Mais l’intrigue initiale est avant tout un huis clos. Aussi, il paraît difficile de faire l’impasse sur ce point, encore moins d’être capable de fournir un métrage de qualité sans une caractérisation à la hauteur. En l’occurrence, les personnages sont suffisamment dissemblables pour donner le change. On notera que la méfiance n’évolue pas au fil de l’histoire pour mieux confronter les divergences d’opinions, mais qu’elle est présente dès les premières rencontres. Cela tient autant à la crainte de l’inconnu, de ses motivations, qu’à l’absence d’informations sur la nature de l’épidémie. L’idée n’est pas de mettre en avant la fragilité sociale dans ces circonstances, mais plutôt de faire fi des désaccords face aux épreuves.


Certes, il y a bien des affrontements ou des prises de risque qui viennent dynamiser la progression. Toutefois, l’aspect réaliste permet surtout de bien comprendre qu’une telle situation ne puisse être abordée sous le prisme de l’individualité. Cela peut paraître optimiste, voire naïf, mais L’Armée des morts tranche avec le discours habituel de ce type de métrages. Par ailleurs, ce n’est pas la seule singularité faite aux films de zombies. Sans doute inspirés par 28 jours plus tard, les morts-vivants sont en mesure de courir de manière frénétique. Un point qui a créé la polémique auprès des puristes, mais qui, là encore, offre une dynamique différente à l’histoire.
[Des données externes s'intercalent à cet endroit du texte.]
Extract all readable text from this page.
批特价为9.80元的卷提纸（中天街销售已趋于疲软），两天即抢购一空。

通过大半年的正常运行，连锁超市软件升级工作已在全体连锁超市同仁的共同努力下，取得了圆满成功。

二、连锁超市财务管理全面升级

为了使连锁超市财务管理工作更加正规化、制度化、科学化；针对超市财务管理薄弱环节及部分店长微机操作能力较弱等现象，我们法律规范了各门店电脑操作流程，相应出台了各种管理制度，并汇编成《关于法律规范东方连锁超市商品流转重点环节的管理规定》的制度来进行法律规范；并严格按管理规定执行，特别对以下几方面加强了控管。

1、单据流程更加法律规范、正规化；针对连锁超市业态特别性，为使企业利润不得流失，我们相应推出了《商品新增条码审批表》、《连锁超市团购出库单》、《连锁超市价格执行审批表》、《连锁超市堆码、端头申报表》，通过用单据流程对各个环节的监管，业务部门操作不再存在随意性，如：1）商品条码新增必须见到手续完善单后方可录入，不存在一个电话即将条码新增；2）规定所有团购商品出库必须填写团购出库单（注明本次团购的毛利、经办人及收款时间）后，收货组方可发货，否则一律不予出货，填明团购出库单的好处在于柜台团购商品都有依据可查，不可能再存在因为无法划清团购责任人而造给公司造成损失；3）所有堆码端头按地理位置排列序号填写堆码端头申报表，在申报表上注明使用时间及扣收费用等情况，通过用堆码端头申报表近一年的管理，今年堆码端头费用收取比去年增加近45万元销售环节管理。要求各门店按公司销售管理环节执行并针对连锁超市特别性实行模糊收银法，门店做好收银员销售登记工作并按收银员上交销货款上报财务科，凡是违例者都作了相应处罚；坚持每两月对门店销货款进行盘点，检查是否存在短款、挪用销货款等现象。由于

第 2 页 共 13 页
Il ne suffit pas de slalomer ou bien observer son environnement pour s’en sortir. La principale menace était jusqu’alors le surnombre et les masses de zombies. Ici, le danger peut survenir soudainement de partout. Qu’il s’agisse d’un lieu fermé, comme le sous-sol, ou en extérieur, comme le parking du centre commercial, les moments de tension sont diversifiés. Ceux-ci se jouent du cadre, du comportement des personnages et de l’imprévisibilité de chaque situation. Il en découle parfois une part d’improvisation dans les tentatives de fuite qui rend l’issue des confrontations d’autant plus incertaines, même en constatant un excès de prudence ou le refus de se séparer.
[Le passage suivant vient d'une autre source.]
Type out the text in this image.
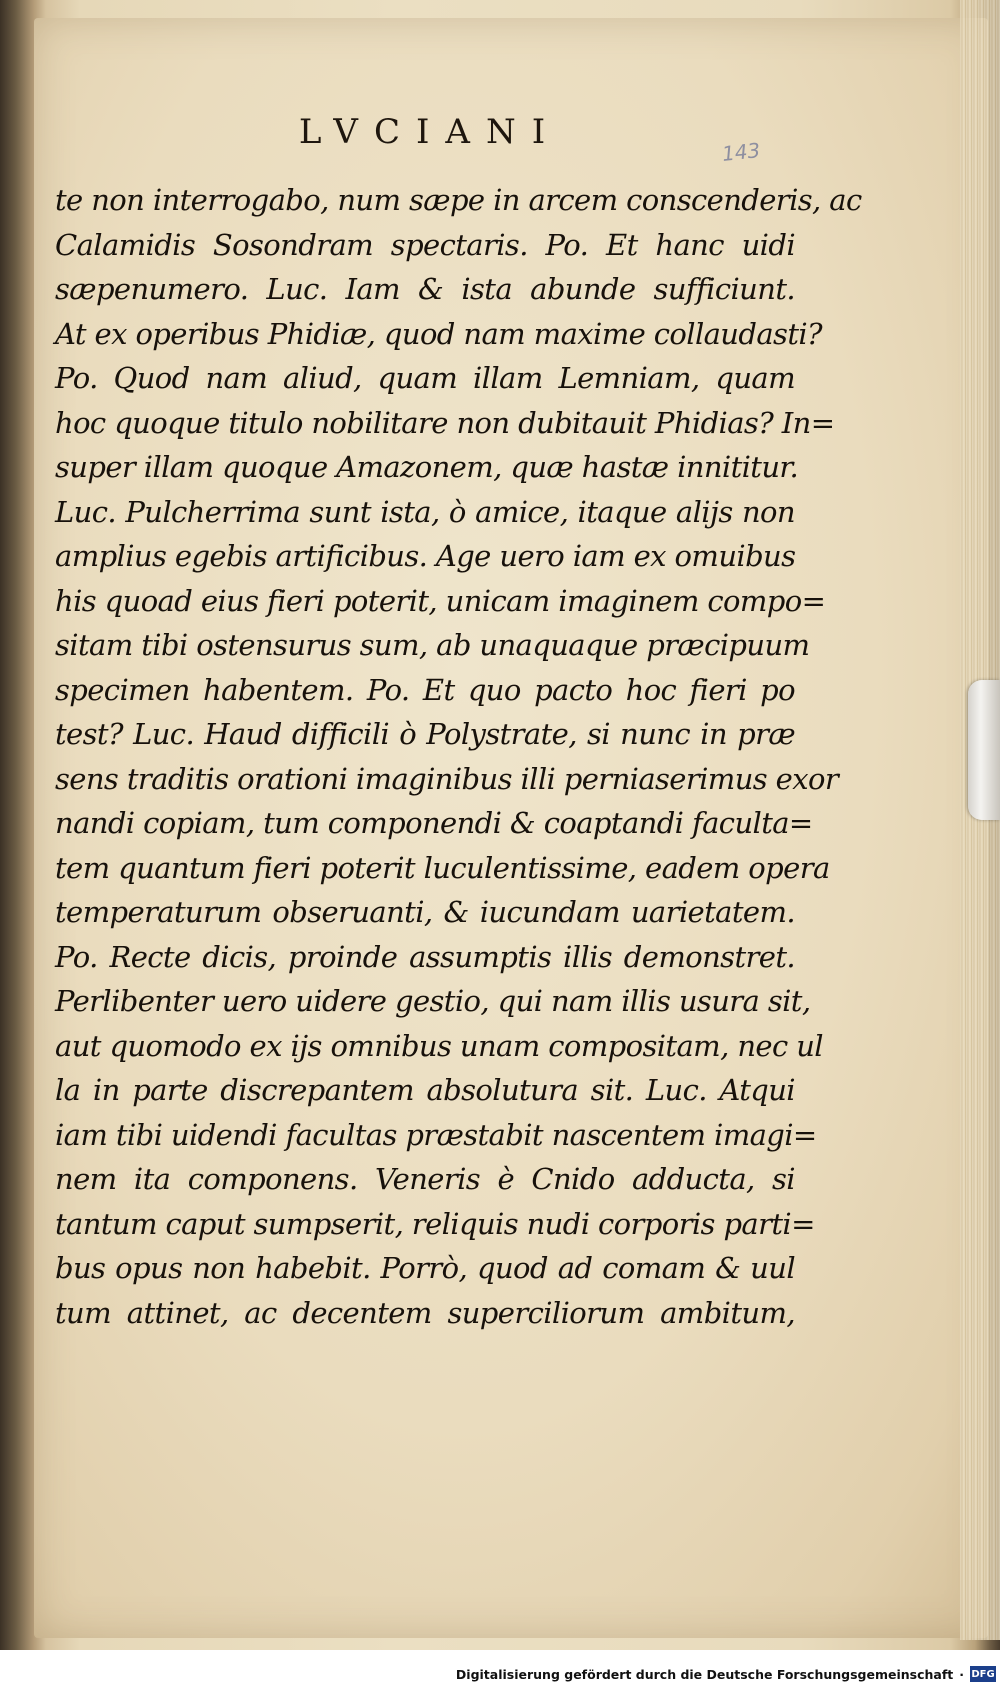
LVCIANI	143
te non interrogabo, num sæpe in arcem conscenderis, ac
Calamidis Sosondram spectaris. Po. Et hanc uidi
sæpenumero. Luc. Iam & ista abunde sufficiunt.
At ex operibus Phidiæ, quod nam maxime collaudasti?
Po. Quod nam aliud, quam illam Lemniam, quam
hoc quoque titulo nobilitare non dubitauit Phidias? In=
super illam quoque Amazonem, quæ hastæ innititur.
Luc. Pulcherrima sunt ista, ò amice, itaque alijs non
amplius egebis artificibus. Age uero iam ex omuibus
his quoad eius fieri poterit, unicam imaginem compo=
sitam tibi ostensurus sum, ab unaquaque præcipuum
specimen habentem. Po. Et quo pacto hoc fieri po
test? Luc. Haud difficili ò Polystrate, si nunc in præ
sens traditis orationi imaginibus illi perniaserimus exor
nandi copiam, tum componendi & coaptandi faculta=
tem quantum fieri poterit luculentissime, eadem opera
temperaturum obseruanti, & iucundam uarietatem.
Po. Recte dicis, proinde assumptis illis demonstret.
Perlibenter uero uidere gestio, qui nam illis usura sit,
aut quomodo ex ijs omnibus unam compositam, nec ul
la in parte discrepantem absolutura sit. Luc. Atqui
iam tibi uidendi facultas præstabit nascentem imagi=
nem ita componens. Veneris è Cnido adducta, si
tantum caput sumpserit, reliquis nudi corporis parti=
bus opus non habebit. Porrò, quod ad comam & uul
tum attinet, ac decentem superciliorum ambitum,
Digitalisierung gefördert durch die Deutsche Forschungsgemeinschaft · DFG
Au final, L’Armée des morts est un remake réussi qui assimile parfaitement ce qu’implique un tel projet. Le film de Zack Snyder emprunte les bases de son modèle sans pour autant les dénaturer. Cela passe par des libertés volontaires, notamment en ce qui concerne la célérité des zombies ou encore la trame principale. L’incursion dans le centre commercial n’en oublie pas de distiller une petite critique sur le consumérisme, mais cette perspective reste moins développée que dans le métrage de George Romero. Servi par des personnages plus travaillés qu’à l’accoutumée, il en ressort un film de survie énergique et enthousiaste qui, sans égaler Zombies, vient auréoler son mythe d’une relecture aux qualités évidentes.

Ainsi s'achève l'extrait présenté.